Note a min st-cut of this graph relates to a solution to the altered problem. The solution is some cut $(F \cup \{s\}, B \cup \{t\})$ with minimum capacity:
$$\begin{align*} capacity(F \cup \{s\}, B \cup \{t\}) & = \sum_{\substack{(v,w) \in E'\\ v \in F \cup \{s\}, w \in B \cup \{t\}}} c(v,w)\\ & = \sum_{u \in B} c(s, u) + \sum_{v \in F} c(v,t) + \sum_{\substack{(v,w) \in E\\ v \in F, w \in B}} c(v,w)\\ & = \sum_{u \in B} f(u) + \sum_{v \in F} b(v) + \sum_{\substack{(v,w) \in E\\ v \in F, w \in B}} p(v,w)\\ & = w'(F,B). \end{align*}$$Algorithm
pseudocode
Image_segmentation(G,f,b,p):
Input: Image segmentation problem defined by G, f, b, p.

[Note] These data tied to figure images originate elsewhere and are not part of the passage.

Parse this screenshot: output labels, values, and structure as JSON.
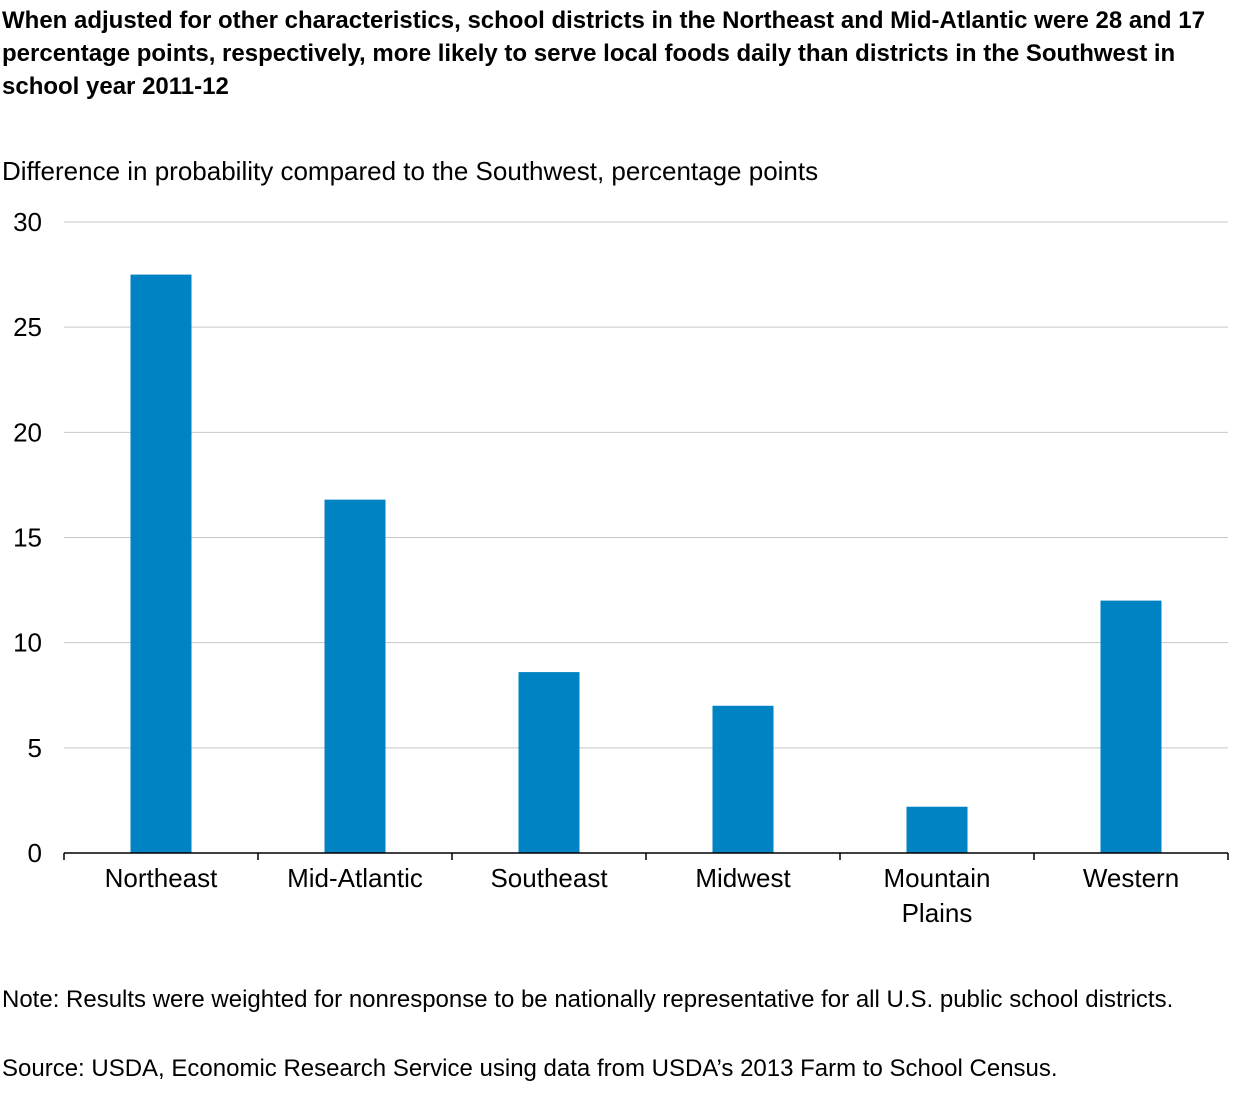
{
  "chart_data": {
    "type": "bar",
    "title": "When adjusted for other characteristics, school districts in the Northeast and Mid-Atlantic were 28 and 17 percentage points, respectively, more likely to serve local foods daily than districts in the Southwest in school year 2011-12",
    "ylabel": "Difference in probability compared to the Southwest, percentage points",
    "xlabel": "",
    "categories": [
      "Northeast",
      "Mid-Atlantic",
      "Southeast",
      "Midwest",
      "Mountain Plains",
      "Western"
    ],
    "category_lines": [
      [
        "Northeast"
      ],
      [
        "Mid-Atlantic"
      ],
      [
        "Southeast"
      ],
      [
        "Midwest"
      ],
      [
        "Mountain",
        "Plains"
      ],
      [
        "Western"
      ]
    ],
    "values": [
      27.5,
      16.8,
      8.6,
      7.0,
      2.2,
      12.0
    ],
    "ylim": [
      0,
      30
    ],
    "yticks": [
      "0",
      "5",
      "10",
      "15",
      "20",
      "25",
      "30"
    ],
    "grid": true,
    "bar_color": "#0083c2",
    "grid_color": "#c8c8c8",
    "axis_color": "#000000"
  },
  "footer": {
    "note": "Note: Results were weighted for nonresponse to be nationally representative for all U.S. public school districts.",
    "source": "Source: USDA, Economic Research Service using data from USDA’s 2013 Farm to School Census."
  }
}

Output: Maximum value image segmentation.
1. Define flow network (G', c, s, t) as above.
2. Solve the flow network problem F U {s}, B U {t}
3. return F, b.
Runtime
Defining the graph takes at most $O(\vert V \vert + \vert E \vert)$ so the algorithm is dominated by the solution to your flow network problem.